Good to know. That's what I thought but was not sure. We keep ethanol free gas on hand for lawnmower, snow blower etc. Maybe we're getting a power washer after all!
For me, it’s a logic issue. You (the royal “you”) can’t say that wind/solar power can’t produce enough to run things as efficiently as oil/gas and thus isn’t necessary now - and then also say that wind/solar power not working right now is the reason for outages right now.
It's a paradox in sustainability: the cheaper energy is or the more efficient something is, the more we use it. We have never once consumed less energy over a long enough time frame. Ie, I buy a prius, but since it's so cheap, I drive more than I would if I drove an F250. The net energy usage is higher, almost as an absolute rule. Phone batteries get better, so we use them longer. Net usage goes up. The issue is renewables aren't meant to displace traditional directly because we can't just flip a switch and get wind to work the way we can turn on an oil/gas generator. They are designed currently at least, to remove some of the need when available. We will need some on demand generation capacity, probably always will. Also, there is a massive investment in the current means of production, that is threatened dramatically by the plummeting cost of some renewable, hence a lot of lobbying and nay saying. Lastly, energy production isn't very elastic. You either meet the need in the moment it's demanded or you don't. Over production isn't rewarded with a surplus you can easily and cheaply store.
But with Powerwall and similar technology, you have huge reserves you can pull from at any time. The 2 are not comparable 100% of the time... you cannot just say "I want to live off of solar/wind at 110% for the next 5 days solid" and have it work, but if your lifestyle (as in your energy consumption pattern) supports it, and you have enough infrastructure to support it (as in storage capacity and renewal ability), you absolutely can live off of wind/solar without any oil/gas.
Grid storage is the linchpin. If we can get cheap scalable storage capable of shifting energy loads by even 12 hours, it would be massive in allowing for wind/solar to displace coal/gas. Not that we're doing a lot of new nuke construction, but you could also build them above baseload in such a scenario as well.
I'm looking at installing Powerwalls in my place right now. As much as I don't have solar panel space to totally replenish them, I can still program them to pull electricity at night and top off the storage when it's stupidly cheap and then use the batteries during the day at a drastically reduced cost.
I really want the EnergyVault to work, but at this point it looks like more marketing hype than cost-effective engineering.
I actually did a paper on America's nuclear moratorium in college. Obviously Three Mile Island was the big driver, but you could definitely at least measure anti-nuclear attitudes using the Simpson's jokes at its expense. Interestingly there was a paper published before the moratorium that predicted exactly the results of such a moratorium. The paper did not predict good things.
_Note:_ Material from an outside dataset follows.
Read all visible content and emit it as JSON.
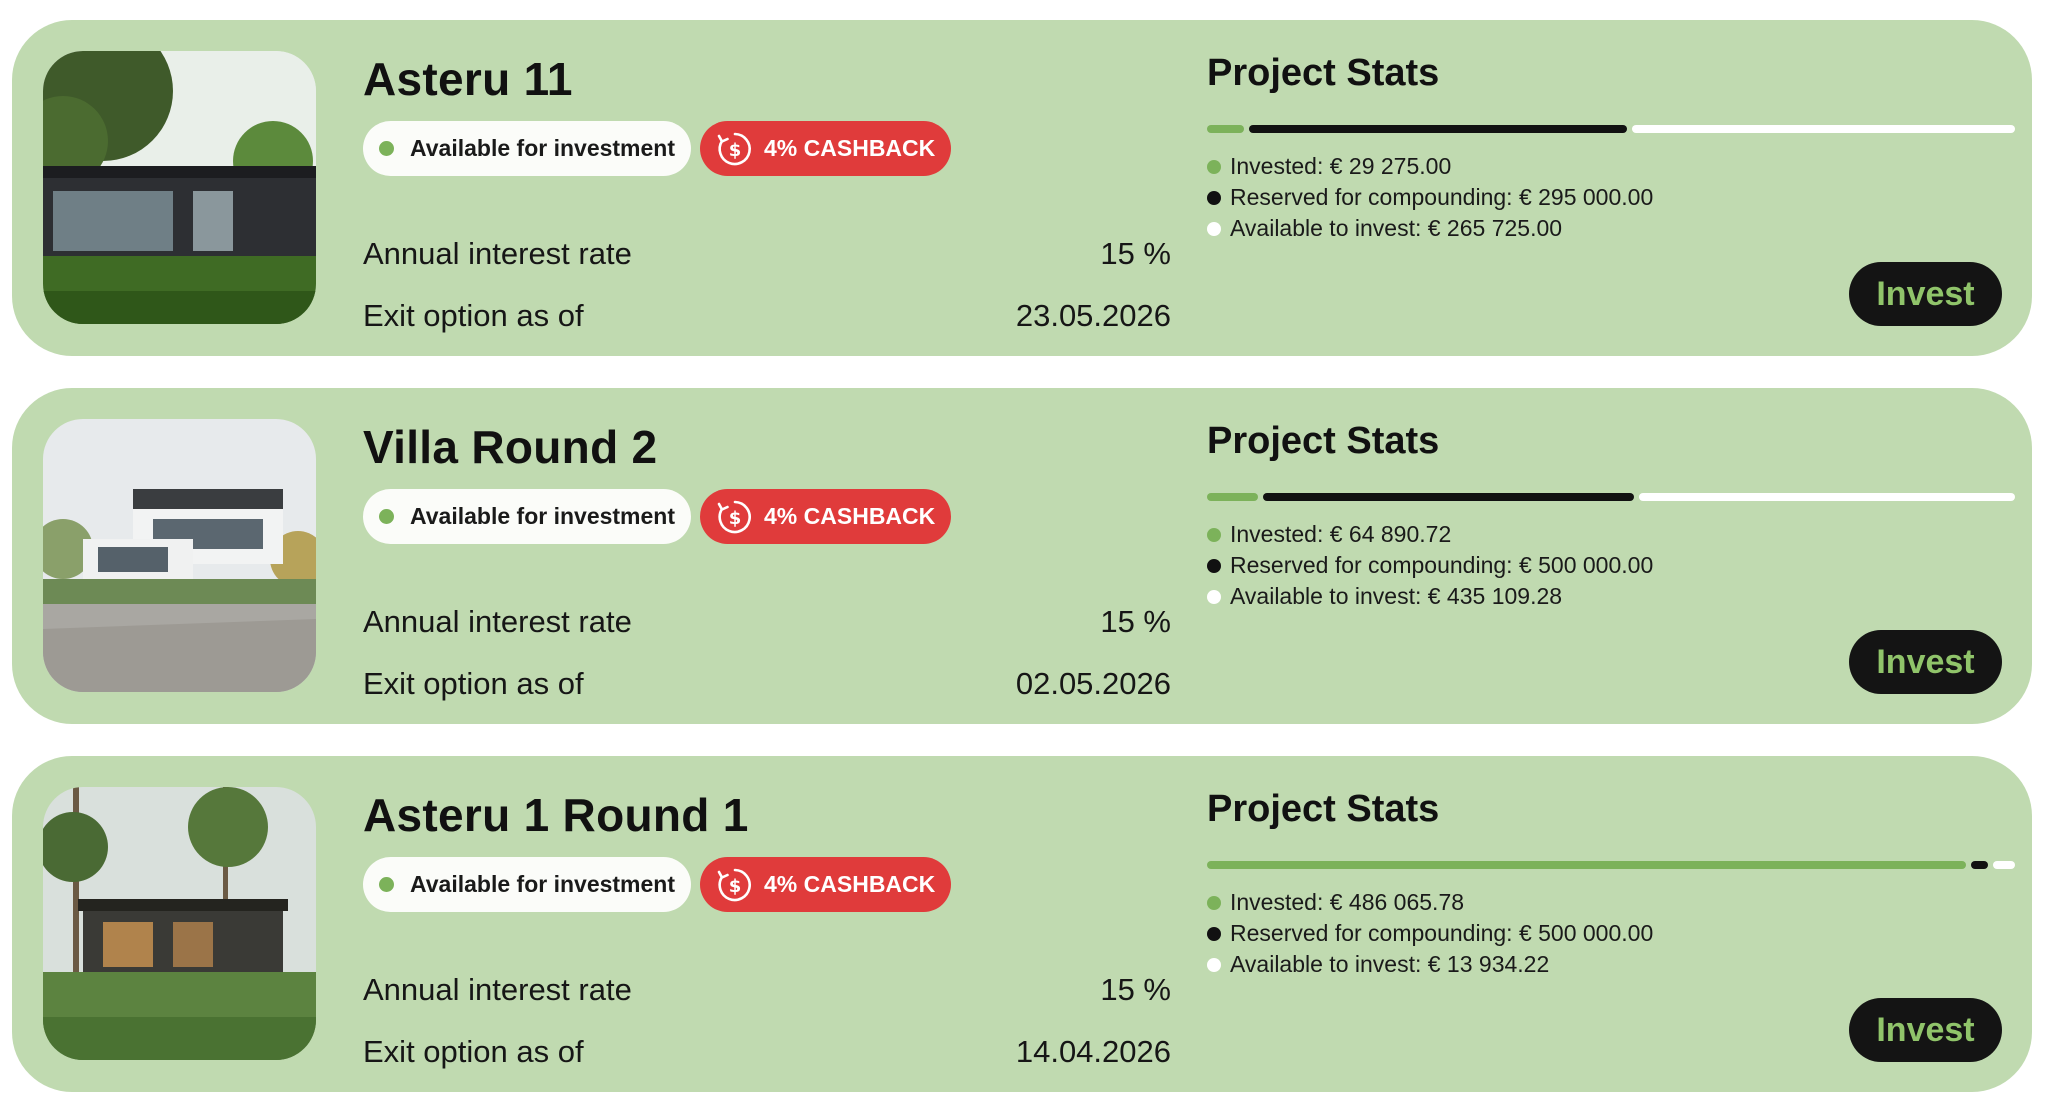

That and the 3-mile Island accident cast a look of fear into my aunt's eyes when I spoke pro-nuclear. She's in her 80s. There was no ability to debate with her, it was a total shut down look. Probably also didn't help that her husband was an Exxon exec. More oil, plz!
Part of me also wants to go geothermal as well as Solar. Even put up a big fucking wind turbine in the back yard. All while running a big, noisy steam powered sawmill.
What's insane is that coal kills more people than nuclear ...weapons ...have in their entire history ...each month.
30% of my proviince's power is nuke, via Bruce Power. The power of the CANDU reactor, bitches. Overcomes everything but ignorance.
Coal makes for some good pizza in Connecticut, so it just seems worth the countless miners dying from cave-ins and black lung.
And construction budgets. They've been trying to get Vogtle built for years, and the thing is a damned boondoggle. Meanwhile you can deploy new solar practically by flinging panels into a field like frisbees.